Mapping the microstructure and the mechanical performance of a combinatorial Co–Cr–Cu–Fe–Ni–Zn high-entropy alloy thin film processed by magnetron sputtering technique

Abstract

The Co–Cr–Cu–Fe–Ni–Zn compositional library was studied on a combinatorial high-entropy alloy thin film processed on a silicon substrate by magnetron sputtering technique. The thickness of the coating was between 2 and 3 μm while the lateral dimension was 10 cm. The chemical composition in the layer depended on the location and for each constituent element the concentration varied between 5 and 42 at.%. The phase composition and the microstructure were mapped using synchrotron X-ray diffraction, and the crystallite size as well as the density of lattice defects (dislocations and twin faults) were determined by diffraction line profile profile analysis.
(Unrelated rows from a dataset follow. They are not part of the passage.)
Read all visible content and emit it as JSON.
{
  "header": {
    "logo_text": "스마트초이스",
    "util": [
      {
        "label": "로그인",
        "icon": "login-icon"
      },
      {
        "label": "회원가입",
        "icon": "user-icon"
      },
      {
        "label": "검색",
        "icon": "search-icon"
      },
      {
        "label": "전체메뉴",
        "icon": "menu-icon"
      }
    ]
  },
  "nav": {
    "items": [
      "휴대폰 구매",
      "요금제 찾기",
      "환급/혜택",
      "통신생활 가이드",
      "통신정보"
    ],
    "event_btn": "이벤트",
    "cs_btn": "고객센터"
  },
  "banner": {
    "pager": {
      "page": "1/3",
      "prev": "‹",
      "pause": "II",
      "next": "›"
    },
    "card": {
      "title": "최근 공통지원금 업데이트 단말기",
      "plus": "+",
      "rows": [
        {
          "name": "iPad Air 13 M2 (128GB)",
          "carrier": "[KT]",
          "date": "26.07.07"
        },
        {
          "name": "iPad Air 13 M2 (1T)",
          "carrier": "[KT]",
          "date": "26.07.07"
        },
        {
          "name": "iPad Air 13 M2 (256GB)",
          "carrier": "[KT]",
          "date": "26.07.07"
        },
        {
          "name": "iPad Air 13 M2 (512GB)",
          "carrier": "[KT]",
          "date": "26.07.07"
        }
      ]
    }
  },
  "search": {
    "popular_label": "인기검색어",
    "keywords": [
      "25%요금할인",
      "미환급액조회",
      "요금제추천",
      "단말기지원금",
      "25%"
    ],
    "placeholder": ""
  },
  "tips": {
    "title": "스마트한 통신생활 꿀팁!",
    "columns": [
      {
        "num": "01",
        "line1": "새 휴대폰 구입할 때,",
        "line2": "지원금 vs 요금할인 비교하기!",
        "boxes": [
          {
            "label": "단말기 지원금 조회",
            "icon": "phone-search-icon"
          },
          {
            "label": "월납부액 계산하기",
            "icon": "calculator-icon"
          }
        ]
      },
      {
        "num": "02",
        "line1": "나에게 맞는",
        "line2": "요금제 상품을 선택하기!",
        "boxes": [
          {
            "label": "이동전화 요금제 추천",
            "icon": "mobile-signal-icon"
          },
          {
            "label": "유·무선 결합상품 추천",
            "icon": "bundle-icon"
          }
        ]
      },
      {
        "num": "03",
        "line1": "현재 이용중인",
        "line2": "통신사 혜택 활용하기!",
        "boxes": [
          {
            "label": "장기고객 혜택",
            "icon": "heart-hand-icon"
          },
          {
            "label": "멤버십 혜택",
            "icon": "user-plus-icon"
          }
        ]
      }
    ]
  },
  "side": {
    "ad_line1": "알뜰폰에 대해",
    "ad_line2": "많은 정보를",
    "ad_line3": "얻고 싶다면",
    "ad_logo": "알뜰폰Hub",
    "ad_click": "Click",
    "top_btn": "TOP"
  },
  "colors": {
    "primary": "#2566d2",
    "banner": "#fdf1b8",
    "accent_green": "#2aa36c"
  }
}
In addition, selected locations were studied by transmission electron microscopy. The influence of the chemical composition on the microstructure and the mechanical behavior was revealed. The mechanical performance was characterized by nanoindentation mapping which determined the hardness and the elastic modulus versus the element concentrations. It was found that the coating contains single phase face-centered cubic (FCC) and body-centered cubic (BCC) regions as well as an intermediate two-phase area. In the whole combinatorial sample, the microstructure consisted of nanocrystalline columns growing perpendicular to the coating surface and having pores between them. Due to the porosity, the hardness and the elastic modulus were relatively low despite the nanostructure and the very high defect density. The highest hardness (3.4 GPa) and elastic modulus (119 GPa) were measured in the BCC region with the chemical composition of 10%Co–38%Cr–13%Cu–27%Fe–5%Ni–7%Zn (at.%).